Building the Oven Based Coffee Roaster

This page describes the mechanical and electrical type aspects of building the roaster. The electronics and programming are on a separate page.

Rotisserie Oven

The oven came from ebay, it's actually a Home-Tek HT459, apparently with a retail price of 59 pounds. Mine is a graded return, apparently - I think that means someone returned it, possibly faulty, and it has been checked before being sold cheap.

In truth, the fixings looked like it had been taken apart a couple of times, and slightly bodged back together where the self-tappers had torn out too much material. Actually, it would have been fine for someone that just wanted to use it as the manufacturer intended.

This is particularly suited to my purpose, because it has a griddle on the top ...

... which is actually just a removable plate sitting in a hole in the top of the oven. In use, it is simply heated by the oven elements just below it.

Add Roaster On Top

So I take out the lid and griddle and modify them slightly (with nibbling tool and dremel) to take the elements from a convection roaster (also from ebay).


The oven itself has no insulation - the bottom and back are just a thin sheet of steel. There's an air gap between the oven inside wall and outer case to each side, but apparently only to contain the electrics and door mechanism.

Therefore, I decided it would want some more insulation, so incorporated some 6mm cement-bonded board, which is a more-or-less fireproof board which is workable with hand tools (hardened saw, tungsten tipped tooling for routing). My plan is to provide a 25mm air-gap all round the oven chamber, with an outer enclosure of this board. The board is also damp-proof and rot-proof, which is handy, because the roaster will in due course live in an unheated barely weatherproof outbuilding.

The convection roaster top is assembled around the modified griddle and lid, with addition of a cement board.


The roaster top has been rewired to take out the thermostat and timer. The holes will need plugging in due course. The fan and elements are each now powered individually, though with a common neutral. That is, the wire into the unit now has an earth, live to elements, live to fan and a common neutral. These will be controlled from elsewhere - there's no switching or thermostat in the roaster.

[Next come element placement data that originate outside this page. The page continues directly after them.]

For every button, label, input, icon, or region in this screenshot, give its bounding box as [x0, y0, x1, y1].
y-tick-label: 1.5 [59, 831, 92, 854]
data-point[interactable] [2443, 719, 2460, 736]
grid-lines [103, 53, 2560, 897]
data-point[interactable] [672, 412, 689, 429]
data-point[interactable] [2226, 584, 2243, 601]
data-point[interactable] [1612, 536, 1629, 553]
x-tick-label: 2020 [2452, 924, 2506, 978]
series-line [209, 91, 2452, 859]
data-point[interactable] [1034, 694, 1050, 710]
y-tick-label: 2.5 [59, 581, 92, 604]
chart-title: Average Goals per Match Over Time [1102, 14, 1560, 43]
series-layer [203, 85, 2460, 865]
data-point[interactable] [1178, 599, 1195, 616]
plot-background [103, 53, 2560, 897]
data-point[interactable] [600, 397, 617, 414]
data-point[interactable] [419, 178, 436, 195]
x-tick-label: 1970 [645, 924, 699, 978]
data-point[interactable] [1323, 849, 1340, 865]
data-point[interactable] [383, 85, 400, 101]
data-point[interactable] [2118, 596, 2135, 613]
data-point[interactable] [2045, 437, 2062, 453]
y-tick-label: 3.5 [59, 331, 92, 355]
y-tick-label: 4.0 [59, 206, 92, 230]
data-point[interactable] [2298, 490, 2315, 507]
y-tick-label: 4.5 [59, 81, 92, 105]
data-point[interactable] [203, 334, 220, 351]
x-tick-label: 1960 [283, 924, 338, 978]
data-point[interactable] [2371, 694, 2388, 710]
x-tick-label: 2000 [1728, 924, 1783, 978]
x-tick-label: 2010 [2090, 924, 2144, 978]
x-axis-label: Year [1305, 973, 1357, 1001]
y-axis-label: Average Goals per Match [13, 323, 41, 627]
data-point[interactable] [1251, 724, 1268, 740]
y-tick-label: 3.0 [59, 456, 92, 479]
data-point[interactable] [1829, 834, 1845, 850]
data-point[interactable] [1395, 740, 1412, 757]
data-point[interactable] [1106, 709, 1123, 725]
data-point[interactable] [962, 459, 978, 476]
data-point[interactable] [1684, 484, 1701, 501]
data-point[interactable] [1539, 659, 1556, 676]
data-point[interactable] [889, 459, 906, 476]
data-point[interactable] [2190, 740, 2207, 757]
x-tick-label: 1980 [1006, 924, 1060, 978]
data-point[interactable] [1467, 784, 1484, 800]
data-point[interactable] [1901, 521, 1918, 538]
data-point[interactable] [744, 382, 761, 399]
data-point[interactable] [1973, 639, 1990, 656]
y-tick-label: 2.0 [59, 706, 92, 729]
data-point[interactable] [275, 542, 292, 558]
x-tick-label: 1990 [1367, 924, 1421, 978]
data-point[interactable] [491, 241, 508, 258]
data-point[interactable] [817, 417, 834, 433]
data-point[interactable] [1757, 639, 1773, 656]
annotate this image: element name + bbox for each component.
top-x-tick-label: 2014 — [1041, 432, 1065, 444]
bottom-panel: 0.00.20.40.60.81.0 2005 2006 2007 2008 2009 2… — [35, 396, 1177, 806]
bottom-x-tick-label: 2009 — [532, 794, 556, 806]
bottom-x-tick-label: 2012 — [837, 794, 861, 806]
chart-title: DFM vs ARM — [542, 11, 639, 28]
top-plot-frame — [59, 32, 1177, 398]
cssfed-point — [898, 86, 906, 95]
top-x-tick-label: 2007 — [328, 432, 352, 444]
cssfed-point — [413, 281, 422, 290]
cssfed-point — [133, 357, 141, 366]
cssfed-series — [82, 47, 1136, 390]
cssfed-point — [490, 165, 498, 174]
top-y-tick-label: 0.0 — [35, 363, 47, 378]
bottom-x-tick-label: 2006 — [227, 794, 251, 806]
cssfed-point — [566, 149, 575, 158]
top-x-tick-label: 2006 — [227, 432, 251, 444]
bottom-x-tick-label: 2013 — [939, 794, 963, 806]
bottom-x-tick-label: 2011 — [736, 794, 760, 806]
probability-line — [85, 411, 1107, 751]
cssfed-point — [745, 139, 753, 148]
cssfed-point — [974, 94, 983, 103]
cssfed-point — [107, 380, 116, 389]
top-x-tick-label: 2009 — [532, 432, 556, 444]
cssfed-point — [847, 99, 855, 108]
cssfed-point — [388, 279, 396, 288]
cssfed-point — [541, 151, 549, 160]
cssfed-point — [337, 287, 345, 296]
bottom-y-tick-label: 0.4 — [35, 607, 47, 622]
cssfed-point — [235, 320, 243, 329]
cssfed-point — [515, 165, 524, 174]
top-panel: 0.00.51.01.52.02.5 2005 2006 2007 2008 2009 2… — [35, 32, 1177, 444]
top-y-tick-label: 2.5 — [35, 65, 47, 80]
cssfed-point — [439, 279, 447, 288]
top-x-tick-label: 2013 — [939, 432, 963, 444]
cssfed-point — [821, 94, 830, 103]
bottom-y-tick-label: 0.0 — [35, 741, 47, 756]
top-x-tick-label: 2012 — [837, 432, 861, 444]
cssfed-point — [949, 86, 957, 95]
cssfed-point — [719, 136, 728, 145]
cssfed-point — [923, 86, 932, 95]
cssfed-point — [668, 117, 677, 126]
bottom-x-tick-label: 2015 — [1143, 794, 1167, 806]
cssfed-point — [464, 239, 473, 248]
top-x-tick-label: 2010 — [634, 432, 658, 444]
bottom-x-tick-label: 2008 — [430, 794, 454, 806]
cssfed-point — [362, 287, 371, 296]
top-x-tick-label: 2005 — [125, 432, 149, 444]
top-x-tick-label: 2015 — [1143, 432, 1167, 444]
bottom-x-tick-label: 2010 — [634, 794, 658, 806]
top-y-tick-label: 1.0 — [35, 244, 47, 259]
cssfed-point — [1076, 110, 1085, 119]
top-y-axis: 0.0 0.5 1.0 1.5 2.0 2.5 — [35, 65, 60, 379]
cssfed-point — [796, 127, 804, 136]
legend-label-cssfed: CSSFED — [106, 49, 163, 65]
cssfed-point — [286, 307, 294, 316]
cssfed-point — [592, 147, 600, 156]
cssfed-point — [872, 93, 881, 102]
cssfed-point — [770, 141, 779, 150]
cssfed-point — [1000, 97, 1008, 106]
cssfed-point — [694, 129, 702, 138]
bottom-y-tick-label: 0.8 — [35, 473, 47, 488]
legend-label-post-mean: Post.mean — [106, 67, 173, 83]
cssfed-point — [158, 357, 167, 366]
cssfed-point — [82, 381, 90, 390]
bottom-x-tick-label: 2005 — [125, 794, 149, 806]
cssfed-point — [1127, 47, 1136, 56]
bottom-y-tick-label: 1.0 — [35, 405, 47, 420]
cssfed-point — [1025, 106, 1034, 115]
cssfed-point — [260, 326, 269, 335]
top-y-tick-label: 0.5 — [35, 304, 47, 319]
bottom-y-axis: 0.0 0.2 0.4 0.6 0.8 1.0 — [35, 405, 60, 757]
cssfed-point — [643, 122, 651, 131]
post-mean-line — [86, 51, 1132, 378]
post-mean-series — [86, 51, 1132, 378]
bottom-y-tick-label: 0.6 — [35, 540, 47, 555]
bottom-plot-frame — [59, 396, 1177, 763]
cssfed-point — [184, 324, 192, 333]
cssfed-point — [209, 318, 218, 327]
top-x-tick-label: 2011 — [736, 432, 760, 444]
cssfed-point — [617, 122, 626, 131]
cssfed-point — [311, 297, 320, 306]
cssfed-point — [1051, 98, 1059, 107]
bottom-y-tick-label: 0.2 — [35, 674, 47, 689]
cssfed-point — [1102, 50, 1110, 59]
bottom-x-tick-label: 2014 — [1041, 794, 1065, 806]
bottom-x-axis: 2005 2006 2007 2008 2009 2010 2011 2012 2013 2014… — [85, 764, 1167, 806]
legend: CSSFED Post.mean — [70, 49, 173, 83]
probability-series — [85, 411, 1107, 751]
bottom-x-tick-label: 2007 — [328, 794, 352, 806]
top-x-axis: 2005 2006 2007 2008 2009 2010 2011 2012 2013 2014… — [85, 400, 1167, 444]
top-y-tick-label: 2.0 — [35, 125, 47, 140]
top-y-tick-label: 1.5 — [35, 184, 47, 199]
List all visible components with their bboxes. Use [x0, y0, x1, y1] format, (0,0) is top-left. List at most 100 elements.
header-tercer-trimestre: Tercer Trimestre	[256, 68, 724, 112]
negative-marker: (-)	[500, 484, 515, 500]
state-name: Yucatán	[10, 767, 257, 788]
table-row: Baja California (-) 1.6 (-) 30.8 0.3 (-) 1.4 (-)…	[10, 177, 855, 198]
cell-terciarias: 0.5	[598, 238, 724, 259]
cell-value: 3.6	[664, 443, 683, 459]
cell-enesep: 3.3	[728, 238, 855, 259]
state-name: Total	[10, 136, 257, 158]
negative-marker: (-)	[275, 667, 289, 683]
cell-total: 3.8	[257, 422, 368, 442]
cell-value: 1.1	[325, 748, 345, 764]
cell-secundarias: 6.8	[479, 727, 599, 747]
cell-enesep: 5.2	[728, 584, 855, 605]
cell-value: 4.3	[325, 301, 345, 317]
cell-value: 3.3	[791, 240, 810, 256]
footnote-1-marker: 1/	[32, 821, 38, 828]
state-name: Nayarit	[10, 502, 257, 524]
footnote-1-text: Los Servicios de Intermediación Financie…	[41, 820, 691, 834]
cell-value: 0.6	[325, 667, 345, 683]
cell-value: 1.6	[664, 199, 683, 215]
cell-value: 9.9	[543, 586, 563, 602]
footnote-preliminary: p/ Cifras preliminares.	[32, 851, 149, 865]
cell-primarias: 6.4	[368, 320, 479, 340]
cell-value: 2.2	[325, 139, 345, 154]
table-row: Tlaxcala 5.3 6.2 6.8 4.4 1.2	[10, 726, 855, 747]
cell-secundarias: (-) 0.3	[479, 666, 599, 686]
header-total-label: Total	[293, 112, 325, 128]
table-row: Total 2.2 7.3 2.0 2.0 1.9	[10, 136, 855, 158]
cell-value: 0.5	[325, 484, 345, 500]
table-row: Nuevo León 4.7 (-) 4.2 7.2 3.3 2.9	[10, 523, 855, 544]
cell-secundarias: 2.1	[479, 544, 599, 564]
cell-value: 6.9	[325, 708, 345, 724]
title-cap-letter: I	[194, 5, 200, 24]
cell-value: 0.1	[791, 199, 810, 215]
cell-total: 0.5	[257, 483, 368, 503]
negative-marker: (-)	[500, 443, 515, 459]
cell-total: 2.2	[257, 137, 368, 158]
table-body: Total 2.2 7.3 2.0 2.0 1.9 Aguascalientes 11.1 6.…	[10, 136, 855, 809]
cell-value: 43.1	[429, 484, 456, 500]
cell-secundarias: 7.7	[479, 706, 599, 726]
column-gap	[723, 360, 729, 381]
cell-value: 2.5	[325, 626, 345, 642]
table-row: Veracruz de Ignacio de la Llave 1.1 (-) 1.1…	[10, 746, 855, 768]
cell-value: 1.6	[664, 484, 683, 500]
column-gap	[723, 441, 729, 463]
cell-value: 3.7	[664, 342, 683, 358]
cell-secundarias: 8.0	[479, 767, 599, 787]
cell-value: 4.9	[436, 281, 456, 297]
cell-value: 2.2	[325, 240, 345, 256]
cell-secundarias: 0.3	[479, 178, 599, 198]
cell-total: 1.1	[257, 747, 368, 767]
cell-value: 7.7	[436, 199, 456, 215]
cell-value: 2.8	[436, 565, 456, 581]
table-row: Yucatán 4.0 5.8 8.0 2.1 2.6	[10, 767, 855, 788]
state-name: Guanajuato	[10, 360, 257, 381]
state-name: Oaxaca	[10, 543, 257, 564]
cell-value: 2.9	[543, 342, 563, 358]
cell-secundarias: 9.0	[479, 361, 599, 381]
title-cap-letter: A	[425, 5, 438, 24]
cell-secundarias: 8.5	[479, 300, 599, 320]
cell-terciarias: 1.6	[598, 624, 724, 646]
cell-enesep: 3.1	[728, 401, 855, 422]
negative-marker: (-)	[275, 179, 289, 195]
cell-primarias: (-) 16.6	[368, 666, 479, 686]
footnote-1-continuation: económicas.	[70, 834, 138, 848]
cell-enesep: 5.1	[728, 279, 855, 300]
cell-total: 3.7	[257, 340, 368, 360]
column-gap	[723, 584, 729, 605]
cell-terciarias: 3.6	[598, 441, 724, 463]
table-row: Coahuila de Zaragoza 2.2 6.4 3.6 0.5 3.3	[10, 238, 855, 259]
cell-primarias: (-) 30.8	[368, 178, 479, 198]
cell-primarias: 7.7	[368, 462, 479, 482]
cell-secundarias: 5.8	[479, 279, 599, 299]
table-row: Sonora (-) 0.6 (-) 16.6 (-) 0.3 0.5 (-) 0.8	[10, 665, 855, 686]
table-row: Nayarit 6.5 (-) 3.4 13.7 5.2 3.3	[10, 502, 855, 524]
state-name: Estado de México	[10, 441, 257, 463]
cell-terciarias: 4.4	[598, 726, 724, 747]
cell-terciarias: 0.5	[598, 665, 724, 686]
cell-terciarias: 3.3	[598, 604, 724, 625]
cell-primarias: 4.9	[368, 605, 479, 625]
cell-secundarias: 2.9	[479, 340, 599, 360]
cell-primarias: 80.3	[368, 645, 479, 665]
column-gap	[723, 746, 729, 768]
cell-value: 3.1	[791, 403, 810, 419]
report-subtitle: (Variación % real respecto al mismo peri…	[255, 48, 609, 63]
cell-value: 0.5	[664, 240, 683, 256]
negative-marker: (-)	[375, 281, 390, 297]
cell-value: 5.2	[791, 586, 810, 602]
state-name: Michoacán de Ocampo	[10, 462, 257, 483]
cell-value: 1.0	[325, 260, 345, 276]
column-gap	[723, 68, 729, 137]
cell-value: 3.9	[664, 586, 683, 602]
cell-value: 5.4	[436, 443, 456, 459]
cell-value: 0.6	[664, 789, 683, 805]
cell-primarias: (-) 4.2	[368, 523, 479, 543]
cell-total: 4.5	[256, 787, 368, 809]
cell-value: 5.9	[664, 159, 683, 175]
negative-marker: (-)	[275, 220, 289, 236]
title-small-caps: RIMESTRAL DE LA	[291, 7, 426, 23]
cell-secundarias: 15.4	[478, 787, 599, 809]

The neons are still connected - the 'power' is now a 'fan on' and the 'heat' is still 'element on'.

Oven Internals Modifications

The oven electrics are all in one end.

On the front panel (top to bottom on the left of this picture) is:

The rotisserie motor is obvious in the middle, on a long stand-off, presumably to try and keep it somewhat cool.

A quick circuit diagram - laid out with components arranged roughly as they are in the oven.

The switch is arranged to sink current from the other components - meaning that even when not selected, all the elements and the rotisserie motor are live (which surprised me - I'd have expected them to be isolated when not in operation). They are isolated when the timer is off, because the timer is on the live.

The selector switch can be set to operate either upper or lower or both sets of elements, or the upper elements with the rotisserie motor.

I've gutted all the controls and rewired so I have a wire to each element and a common off the other end. Due to re-using the high temperature insulated wires originally in place, my common neutral wire is red.

I've also fitted an internal cement board (with 25mm air gap from the oven inner wall). The cement board is fixed in with high temperature silicone sealant (from, can you guess? ... ebay).

The Drum

The drum is from expanded metal mesh, with some aluminium sections and all held together by pop rivets. It's assembled onto the rotisserie fork prongs (after they've had some trimming and bending) so it gets driven round.

All the metal-working is by hacksaw, nibbling tool and file, with bending generally done by clamping in a vice and using an adjustable spanner closed down on the plate to get a grip. The sheet used for the end deflectors is only 0.8mm and bends reasonably by hand. The only power tool used was a drill for the holes.



I've put some inclined baffles / deflectors at the end of the drum. I don't want to have to deal with trap doors and so on, so the idea is that the drum is mostly open at one end (for pouring beans in and out), but with deflectors to encourage the beans to stay in.

This does mean the drum must only rotate one way, and as an oven, the rotisserie motor runs in either direction randomly. I've dealt with that by building a crude ratchet mechanism onto the motor shaft - if the motor starts up backwards (ie, not in the desired direction), the mechanism jams and the motor reverses. This sort of motor does that (reverses if it jams) - I'm just making use of that characteristic.

I want it to handle 250g batches. Like this, it can run with 300g of green and only shed a few beans. I think I can improve on that with some tweaking of the bending.

The oven re-assembled. Roaster on the top, a big hole cut in the end of the case - this is where I will mount my controls. Other than that associated with the roaster on top and the internal board, no added insulation yet. That's probably the next building operation.

It was at this point that I did the uncontrolled roast reported on the main roaster page and described on the roast notes page.

This is how it's set up for the first controlled tests and roasts - controller still on blocks of wood, but wired to the mains and connections made to the mechanicals via the connector strip between them.

The laptop (a 9" screen netbook running openSuSE) has got both the USB programmer (so I can reprogram the controller) and the controller output connected to it.

This is the setup that produced the first proper roast.

and this is as far as it has got ... tune in again for another thrilling installment some time.